Jacquot ! Jacquot ! Jacquot ! Jacquot ! Jacquot ! Hourra !
— Le Tribun du Peuple
Dis que je vais leur parler !
Le Moyen-Homme va au balcon. On le voit qui se penche et qui agite la main. — Le Tribun du Peuple prend le bras du Suprême-Préfet et il se promène avec lui à travers la salle en causant et en faisant des gestes.
— L’Opposant
Regardez-les ! Non !
Son excellence le Suprême-Préfet ! Sérieux comme un âne couillard !
Vous savez qu’il fait des vers en cachette ?
— Le Tribun du Peuple, montrant obliquement Tête d’or du menton.
Hein ?
— Le Suprême-Préfet, avec autorité.
N’ayez pas peur.
— Le Tribun du Peuple
Dites-moi, Albert…
— Le Suprême-Préfet
N’ayez pas peur. Tout cela est ridicule !
Il a profité de…e…
Dirai-je l’énervement ? où nous étions. On n’aime pas cela, une fois que la crise est passée.
Il a pressuré les gens d’une façon épouvantable !
C’est un fol-hardi,
Un gamin ! et il est hautain comme un dieu.
Il ne se laisse pas toucher, et ceux qui s’approchaient de trop près,
Hommes ou femmes, il leur donnait de son bâton sur la tête.
Le Peuple connaît ses amis.
— Le Moyen-Homme, faisant un geste du bras.
Arrive !

Deux traits distinctifs sont très apparents dans cette longue scène, ainsi retravaillée par Claudel, et considérablement développée. La dénomination des personnages y est fantaisiste et humoristique, satirique plutôt. Ce sont des noms de papier, de fonction, ou de situation, frottés d’antiquaille, un bazar de noms hétéroclites et dérisoires, des noms d’ailleurs sans existence puisque le spectateur, qui n’a pas le texte sous les yeux, ne les connaît pas, sauf Albert et Jacquot, qui sont prononcés, deux prénoms familiers et ordinaires, et même ringards, le deuxième dénotant en outre le statut de perroquet prêté par Claudel à ces personnages.

Deuxième trait : les paroles de ces gens ne sont guère que le prolongement, plus ou moins prévisible, de la gesticulation et du mouvement, elles sont la plupart du temps du geste et un peu plus, du geste, du bruit, et un peu plus. Ce sont donc des « personnages » sans réalité ni épaisseur, en carton-pâte ou en deux dimensions. Ce qui entre ici bruyamment et désordonnément c’est une petite troupe de « pantins », cette entrée étant elle-même mise en abyme, puisqu’ils vont se donner à voir sur le balcon à une foule – invisible mais qu’on entend – qui les acclame et se reconnaît en eux. Le mutisme de Tête d’or, au fond et dos tourné pendant un long moment, dénonce et dégonfle par avance, et tout au long, ces baudruches vaniteuses et satisfaites.

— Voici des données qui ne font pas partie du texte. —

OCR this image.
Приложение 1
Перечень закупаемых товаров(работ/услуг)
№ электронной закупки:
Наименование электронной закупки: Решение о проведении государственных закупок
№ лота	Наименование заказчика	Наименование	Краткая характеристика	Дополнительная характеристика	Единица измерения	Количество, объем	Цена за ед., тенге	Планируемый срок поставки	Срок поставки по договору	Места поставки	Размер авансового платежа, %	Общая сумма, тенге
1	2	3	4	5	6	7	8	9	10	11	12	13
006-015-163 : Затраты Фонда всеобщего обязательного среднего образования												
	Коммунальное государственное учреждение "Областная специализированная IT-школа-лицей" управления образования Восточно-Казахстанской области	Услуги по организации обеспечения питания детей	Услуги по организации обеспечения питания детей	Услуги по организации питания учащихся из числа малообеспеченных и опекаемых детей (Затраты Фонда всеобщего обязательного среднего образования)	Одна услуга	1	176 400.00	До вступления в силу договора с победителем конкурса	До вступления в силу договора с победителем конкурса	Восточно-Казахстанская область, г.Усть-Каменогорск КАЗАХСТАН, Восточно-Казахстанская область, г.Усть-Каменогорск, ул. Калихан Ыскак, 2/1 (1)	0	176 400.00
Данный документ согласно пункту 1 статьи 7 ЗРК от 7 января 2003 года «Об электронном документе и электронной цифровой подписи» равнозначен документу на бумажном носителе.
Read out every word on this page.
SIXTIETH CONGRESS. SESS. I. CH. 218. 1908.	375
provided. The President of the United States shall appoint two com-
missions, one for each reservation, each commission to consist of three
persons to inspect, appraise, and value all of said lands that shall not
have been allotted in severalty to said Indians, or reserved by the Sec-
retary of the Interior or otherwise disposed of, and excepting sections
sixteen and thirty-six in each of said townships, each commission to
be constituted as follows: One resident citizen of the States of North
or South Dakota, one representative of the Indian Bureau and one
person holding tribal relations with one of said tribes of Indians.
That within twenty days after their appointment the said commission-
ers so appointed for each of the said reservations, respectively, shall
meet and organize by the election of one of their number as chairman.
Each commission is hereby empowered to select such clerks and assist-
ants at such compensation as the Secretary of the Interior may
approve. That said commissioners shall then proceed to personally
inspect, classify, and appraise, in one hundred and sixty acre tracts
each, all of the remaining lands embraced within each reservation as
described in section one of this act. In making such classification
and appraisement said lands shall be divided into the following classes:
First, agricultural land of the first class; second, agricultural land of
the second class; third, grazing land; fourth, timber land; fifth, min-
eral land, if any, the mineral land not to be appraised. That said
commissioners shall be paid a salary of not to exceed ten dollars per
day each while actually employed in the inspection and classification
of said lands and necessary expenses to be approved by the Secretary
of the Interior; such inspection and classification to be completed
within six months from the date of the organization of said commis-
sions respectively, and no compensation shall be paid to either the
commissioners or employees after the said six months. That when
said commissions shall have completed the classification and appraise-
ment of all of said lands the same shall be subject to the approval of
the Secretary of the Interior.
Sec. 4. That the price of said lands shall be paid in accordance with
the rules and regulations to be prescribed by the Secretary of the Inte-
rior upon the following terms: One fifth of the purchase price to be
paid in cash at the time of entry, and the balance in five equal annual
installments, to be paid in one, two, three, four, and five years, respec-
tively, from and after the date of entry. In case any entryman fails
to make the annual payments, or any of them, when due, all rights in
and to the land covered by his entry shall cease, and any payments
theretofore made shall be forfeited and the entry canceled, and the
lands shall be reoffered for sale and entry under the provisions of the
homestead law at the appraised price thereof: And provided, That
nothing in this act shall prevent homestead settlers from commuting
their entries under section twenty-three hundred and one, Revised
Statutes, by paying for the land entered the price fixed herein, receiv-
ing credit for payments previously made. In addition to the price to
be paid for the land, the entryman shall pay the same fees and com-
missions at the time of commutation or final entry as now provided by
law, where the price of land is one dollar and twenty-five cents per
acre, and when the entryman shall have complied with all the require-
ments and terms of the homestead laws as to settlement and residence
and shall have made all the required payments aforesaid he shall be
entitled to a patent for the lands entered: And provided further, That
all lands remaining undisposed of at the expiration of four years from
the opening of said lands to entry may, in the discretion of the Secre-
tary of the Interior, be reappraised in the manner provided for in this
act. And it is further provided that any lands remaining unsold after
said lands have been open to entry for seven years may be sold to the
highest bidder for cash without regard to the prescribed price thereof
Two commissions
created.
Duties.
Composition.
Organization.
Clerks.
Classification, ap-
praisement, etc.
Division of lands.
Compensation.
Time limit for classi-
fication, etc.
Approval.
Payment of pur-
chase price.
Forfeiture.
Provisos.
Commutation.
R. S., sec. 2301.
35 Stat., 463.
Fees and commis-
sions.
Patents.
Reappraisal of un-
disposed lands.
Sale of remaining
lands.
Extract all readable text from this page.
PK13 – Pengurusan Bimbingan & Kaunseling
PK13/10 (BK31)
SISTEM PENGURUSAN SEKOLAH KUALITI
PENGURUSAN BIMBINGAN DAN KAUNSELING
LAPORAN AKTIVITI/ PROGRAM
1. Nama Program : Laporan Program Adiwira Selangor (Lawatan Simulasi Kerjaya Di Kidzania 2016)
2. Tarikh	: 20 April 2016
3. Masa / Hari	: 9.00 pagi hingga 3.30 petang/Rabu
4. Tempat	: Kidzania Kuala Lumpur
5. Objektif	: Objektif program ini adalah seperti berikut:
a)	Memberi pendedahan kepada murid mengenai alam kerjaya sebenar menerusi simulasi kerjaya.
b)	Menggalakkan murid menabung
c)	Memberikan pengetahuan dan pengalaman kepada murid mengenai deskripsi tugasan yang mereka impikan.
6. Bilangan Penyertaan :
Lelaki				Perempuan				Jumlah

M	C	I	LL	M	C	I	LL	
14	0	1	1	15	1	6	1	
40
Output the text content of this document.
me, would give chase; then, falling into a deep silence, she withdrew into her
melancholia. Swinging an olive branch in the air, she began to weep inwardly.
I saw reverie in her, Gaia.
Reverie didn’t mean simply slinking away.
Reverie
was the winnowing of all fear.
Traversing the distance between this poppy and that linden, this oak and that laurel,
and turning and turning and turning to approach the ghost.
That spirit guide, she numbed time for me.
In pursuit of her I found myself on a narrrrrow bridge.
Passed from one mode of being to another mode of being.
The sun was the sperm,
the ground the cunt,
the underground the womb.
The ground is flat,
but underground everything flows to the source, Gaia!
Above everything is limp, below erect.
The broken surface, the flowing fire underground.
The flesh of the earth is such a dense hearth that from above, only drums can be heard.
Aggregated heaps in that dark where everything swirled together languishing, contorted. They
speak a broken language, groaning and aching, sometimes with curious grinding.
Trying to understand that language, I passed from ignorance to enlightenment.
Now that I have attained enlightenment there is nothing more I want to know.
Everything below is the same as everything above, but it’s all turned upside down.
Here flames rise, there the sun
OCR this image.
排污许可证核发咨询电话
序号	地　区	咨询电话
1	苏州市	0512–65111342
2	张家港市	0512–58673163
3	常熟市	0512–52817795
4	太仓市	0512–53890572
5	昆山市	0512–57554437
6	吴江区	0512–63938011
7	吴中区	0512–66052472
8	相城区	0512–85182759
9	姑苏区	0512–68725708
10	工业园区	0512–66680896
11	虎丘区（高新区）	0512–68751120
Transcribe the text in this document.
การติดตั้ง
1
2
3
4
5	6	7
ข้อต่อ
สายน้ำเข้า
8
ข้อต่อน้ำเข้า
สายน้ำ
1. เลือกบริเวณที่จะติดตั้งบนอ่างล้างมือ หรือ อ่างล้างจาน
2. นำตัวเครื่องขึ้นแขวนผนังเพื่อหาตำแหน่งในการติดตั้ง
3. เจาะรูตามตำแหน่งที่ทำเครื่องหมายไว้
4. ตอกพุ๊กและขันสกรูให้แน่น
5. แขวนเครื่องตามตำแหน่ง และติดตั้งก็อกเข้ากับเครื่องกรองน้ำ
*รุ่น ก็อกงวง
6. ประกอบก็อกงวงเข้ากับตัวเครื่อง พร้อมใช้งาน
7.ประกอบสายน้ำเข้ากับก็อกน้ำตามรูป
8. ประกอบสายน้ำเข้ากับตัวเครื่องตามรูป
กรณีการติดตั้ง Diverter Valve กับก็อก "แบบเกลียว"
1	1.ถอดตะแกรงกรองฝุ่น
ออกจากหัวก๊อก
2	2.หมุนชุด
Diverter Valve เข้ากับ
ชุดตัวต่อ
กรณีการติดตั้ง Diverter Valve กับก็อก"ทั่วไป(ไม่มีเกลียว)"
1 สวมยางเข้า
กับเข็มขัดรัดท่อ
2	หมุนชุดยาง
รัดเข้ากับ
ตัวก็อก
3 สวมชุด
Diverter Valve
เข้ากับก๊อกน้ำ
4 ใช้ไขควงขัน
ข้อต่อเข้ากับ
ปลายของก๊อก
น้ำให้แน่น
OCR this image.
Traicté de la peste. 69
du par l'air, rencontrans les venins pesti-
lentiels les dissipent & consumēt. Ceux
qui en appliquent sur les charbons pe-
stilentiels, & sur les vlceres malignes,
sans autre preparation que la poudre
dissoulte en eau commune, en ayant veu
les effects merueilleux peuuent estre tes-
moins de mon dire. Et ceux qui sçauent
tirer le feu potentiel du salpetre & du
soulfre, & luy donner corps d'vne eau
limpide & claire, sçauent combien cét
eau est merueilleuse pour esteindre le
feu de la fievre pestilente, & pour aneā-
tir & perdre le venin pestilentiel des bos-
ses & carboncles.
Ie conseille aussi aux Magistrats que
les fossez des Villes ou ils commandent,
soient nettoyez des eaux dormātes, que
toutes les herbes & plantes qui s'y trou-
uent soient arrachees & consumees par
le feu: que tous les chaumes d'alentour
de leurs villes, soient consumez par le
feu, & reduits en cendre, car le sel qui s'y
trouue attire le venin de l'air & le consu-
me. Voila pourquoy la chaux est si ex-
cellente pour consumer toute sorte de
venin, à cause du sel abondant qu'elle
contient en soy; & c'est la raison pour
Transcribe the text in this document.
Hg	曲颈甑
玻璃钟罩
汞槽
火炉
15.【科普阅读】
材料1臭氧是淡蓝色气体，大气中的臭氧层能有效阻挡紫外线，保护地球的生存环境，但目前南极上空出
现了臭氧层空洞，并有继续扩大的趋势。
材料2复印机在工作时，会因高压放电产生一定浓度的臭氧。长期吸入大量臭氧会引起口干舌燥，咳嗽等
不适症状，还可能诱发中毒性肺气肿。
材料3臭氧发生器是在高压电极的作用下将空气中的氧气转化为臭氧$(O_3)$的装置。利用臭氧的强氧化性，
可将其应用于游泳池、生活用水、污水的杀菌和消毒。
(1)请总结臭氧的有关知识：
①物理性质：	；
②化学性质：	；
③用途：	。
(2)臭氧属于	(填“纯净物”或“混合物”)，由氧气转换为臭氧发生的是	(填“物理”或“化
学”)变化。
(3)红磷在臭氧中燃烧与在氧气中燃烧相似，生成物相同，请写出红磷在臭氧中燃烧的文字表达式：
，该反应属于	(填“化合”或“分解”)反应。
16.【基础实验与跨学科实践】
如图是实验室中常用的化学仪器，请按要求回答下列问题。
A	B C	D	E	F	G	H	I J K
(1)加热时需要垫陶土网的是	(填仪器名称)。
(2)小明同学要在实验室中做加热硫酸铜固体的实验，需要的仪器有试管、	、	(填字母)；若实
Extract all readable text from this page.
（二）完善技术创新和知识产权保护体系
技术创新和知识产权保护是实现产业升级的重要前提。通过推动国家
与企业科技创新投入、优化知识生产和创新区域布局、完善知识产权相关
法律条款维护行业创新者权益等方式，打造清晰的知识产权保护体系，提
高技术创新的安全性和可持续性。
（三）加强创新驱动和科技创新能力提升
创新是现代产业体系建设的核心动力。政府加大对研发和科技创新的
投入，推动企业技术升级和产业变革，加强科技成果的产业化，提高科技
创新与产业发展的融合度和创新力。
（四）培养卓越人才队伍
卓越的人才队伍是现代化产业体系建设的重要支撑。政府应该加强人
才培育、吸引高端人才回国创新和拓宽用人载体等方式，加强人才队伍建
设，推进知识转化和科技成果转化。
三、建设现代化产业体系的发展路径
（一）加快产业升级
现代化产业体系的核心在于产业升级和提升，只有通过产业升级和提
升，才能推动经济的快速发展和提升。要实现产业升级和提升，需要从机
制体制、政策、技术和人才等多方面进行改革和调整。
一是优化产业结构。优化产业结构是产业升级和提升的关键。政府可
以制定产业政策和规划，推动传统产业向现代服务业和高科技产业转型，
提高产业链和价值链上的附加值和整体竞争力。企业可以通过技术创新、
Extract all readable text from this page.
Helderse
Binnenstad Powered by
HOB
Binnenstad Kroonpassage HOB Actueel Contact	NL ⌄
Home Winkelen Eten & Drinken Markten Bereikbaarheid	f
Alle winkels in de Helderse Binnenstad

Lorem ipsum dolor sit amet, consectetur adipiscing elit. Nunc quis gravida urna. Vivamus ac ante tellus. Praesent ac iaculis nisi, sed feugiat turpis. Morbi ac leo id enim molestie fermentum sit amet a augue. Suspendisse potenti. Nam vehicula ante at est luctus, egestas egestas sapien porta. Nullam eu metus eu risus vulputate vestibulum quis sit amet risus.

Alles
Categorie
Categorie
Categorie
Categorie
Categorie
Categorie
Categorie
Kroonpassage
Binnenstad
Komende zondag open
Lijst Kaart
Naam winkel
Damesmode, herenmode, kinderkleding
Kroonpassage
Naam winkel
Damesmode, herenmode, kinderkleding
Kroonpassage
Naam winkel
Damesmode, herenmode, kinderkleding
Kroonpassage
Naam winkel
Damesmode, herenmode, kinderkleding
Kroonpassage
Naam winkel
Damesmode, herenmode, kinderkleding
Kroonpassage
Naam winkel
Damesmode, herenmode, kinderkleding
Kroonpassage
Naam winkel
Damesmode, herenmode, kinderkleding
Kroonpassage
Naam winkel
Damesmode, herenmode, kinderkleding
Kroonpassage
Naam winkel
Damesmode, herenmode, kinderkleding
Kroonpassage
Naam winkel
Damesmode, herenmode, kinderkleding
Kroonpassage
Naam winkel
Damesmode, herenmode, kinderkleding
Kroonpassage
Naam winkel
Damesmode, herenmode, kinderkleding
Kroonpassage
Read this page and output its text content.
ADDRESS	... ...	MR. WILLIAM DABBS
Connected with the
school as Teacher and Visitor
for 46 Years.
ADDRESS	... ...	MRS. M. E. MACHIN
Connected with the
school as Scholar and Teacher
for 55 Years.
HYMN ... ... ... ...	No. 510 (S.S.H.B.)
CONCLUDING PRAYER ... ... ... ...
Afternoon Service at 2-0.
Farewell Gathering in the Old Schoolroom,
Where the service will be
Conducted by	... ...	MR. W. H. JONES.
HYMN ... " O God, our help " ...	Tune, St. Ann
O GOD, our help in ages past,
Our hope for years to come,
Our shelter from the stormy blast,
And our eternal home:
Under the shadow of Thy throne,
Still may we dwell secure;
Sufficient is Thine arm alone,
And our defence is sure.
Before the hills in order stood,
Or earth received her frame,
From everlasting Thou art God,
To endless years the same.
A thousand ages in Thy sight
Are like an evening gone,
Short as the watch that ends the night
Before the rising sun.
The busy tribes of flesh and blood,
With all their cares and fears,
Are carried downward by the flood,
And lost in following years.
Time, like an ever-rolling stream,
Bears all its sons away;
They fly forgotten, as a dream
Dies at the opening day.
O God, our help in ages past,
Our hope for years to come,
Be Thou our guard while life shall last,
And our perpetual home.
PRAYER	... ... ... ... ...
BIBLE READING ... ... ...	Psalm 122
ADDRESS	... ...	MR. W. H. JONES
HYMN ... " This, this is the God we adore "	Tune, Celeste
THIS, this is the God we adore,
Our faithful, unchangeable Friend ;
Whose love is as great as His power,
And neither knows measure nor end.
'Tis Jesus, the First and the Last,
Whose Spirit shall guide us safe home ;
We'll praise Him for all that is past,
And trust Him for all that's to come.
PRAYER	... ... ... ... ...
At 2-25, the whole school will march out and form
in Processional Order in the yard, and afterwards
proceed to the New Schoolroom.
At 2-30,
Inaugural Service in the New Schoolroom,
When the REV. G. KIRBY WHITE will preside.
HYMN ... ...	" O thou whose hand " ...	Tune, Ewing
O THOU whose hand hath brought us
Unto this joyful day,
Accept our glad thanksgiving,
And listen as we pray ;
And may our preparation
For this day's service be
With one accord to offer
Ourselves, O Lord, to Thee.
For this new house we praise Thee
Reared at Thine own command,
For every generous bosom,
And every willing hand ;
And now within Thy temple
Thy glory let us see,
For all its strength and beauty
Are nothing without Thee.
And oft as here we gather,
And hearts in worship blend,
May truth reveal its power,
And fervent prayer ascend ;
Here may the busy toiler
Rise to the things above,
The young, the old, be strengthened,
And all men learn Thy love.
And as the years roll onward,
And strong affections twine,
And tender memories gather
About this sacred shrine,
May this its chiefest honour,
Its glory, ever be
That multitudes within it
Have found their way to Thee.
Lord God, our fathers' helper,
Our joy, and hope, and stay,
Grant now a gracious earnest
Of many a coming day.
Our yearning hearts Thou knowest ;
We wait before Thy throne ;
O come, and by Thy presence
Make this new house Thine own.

Deux axes principaux pour l’étude : les didascalies et les mouvements scéniques découpent et fragmentent ce premier segment d’une longue scène de mouvement (soudain) et de foule (incontrôlable), scène d’abord centrée, quoique mollement, autour du Tribun du Peuple, l’ensemble étant centré, mais en creux, sur « l’absence » et le silence de Tête d’or.

Dans cette longue scène, développée et théâtralisée dans la deuxième version, le poète a mis en scène avec beaucoup de virtuosité, et un tempo très différent de tout ce qui a précédé, ces « personnages », même en toc, et leurs « dialogues » plus ou moins croisés, leur mesquinerie et leur grotesquerie.

Toute une longue scène, dans la tradition des « fantoches », venus par Musset de Shakespeare. Et utilisés par Claudel pour créer un contrepoint, une contre-tonalité, et un contre-tempo en regard de la hauteur, de la tension, et de la relative lenteur de la première partie et de toute la première moitié de la deuxième jusqu’à la mort de Cébès. Il semble que Claudel ait voulu casser provisoirement l’effet-Simon laissé par le monologue et par la mort de Cébès : au « il y a moi » crié par Simon répond ce « il y a eux ». Et en même temps, par toute cette agitation stérile pousser Simon à bout, tendre le ressort Simon, déjà bandé dans la scène précédente, jusqu’à l’éclatement du drame.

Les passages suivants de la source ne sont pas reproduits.